According to acting Shaheen Air CEO Javed Sehbai:
We have finalized the deal with a Saudi Prince. We will be conducting a press conference very soon to announce our Investor and share the details of the acquisition. This deal will be a breakthrough for the airline as well as for Pakistani aviation industry itself.
Shaheen Air, which was the largest private airline in Pakistan with 16 aircraft at the start of the year, has been shut down for a few months by the Civil Aviation Authority (CAA) and FBR because of its failure to pay Rs. 1.44 billion in dues.
Shaheen Air’s Regular Public Transport Licesnse (RPT) was suspended by the CAA, and the airline currently has no aircraft in its fleet.
Before these recent troubles, Shaheen was a rapidly growing airline with flights to the gulf region, England, and China, in addition to the domestic sector.
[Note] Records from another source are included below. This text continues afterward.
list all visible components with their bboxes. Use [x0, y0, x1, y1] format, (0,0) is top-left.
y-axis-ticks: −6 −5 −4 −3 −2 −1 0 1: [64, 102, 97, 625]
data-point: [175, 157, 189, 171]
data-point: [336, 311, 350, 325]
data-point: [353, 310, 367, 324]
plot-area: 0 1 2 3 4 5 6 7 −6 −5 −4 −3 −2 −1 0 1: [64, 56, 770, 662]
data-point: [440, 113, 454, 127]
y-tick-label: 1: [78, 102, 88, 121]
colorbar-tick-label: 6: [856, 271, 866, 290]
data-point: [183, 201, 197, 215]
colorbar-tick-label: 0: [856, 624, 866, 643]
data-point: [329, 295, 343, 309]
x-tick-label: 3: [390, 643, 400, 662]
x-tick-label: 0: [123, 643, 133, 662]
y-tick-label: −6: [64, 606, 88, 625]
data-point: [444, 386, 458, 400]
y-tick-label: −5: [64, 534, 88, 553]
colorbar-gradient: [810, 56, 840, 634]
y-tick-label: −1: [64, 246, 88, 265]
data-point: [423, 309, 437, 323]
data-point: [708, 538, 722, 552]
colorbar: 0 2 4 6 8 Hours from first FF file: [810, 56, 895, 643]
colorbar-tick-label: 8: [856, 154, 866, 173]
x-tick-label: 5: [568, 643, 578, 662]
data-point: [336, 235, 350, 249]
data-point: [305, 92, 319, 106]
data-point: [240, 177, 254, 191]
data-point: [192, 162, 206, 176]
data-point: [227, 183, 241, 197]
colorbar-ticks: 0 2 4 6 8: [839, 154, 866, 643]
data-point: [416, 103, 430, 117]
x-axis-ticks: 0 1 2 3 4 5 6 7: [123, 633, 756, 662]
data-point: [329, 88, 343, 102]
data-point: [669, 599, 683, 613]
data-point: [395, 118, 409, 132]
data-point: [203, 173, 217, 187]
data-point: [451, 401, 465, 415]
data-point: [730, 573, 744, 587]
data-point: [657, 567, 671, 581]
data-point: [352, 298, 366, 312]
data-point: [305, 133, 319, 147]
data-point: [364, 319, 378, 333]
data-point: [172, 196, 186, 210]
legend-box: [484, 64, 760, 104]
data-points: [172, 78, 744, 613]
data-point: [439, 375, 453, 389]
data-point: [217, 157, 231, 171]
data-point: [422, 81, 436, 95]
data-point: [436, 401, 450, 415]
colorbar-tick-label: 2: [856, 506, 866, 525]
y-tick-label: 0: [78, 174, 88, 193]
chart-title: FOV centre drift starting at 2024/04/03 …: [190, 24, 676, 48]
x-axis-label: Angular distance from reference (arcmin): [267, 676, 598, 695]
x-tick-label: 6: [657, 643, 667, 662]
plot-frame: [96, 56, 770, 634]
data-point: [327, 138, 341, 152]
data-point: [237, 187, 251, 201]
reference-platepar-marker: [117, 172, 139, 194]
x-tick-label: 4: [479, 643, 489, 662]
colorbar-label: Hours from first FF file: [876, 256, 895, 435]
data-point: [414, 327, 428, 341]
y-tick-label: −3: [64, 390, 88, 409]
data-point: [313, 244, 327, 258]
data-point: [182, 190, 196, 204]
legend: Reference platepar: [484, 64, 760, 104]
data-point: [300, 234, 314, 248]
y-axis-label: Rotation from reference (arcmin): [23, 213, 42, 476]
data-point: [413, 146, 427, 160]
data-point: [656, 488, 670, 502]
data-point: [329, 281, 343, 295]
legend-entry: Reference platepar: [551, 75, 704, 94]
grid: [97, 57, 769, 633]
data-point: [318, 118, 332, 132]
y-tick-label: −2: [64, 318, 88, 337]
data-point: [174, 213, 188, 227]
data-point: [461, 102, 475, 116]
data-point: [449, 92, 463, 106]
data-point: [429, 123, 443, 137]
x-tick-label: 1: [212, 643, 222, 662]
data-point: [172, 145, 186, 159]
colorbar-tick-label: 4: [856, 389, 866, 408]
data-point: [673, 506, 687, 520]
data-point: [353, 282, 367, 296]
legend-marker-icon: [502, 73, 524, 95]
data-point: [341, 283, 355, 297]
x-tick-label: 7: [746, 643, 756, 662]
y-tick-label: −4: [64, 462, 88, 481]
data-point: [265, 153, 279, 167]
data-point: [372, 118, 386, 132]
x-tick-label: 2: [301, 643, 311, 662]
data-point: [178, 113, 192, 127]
The Shaheen Air leadership has complained of a difficult aviation policy in the past with high duties and taxes which are not conducive to an airline.
Currently, only 3 airlines operate in Pakistan: the government-owned PIA, Airblue and Serene Air.
In the past, several airlines including Bhoja Air, Aero Asia, and Air Indus have failed because of a highly competitive and difficult aviation sector.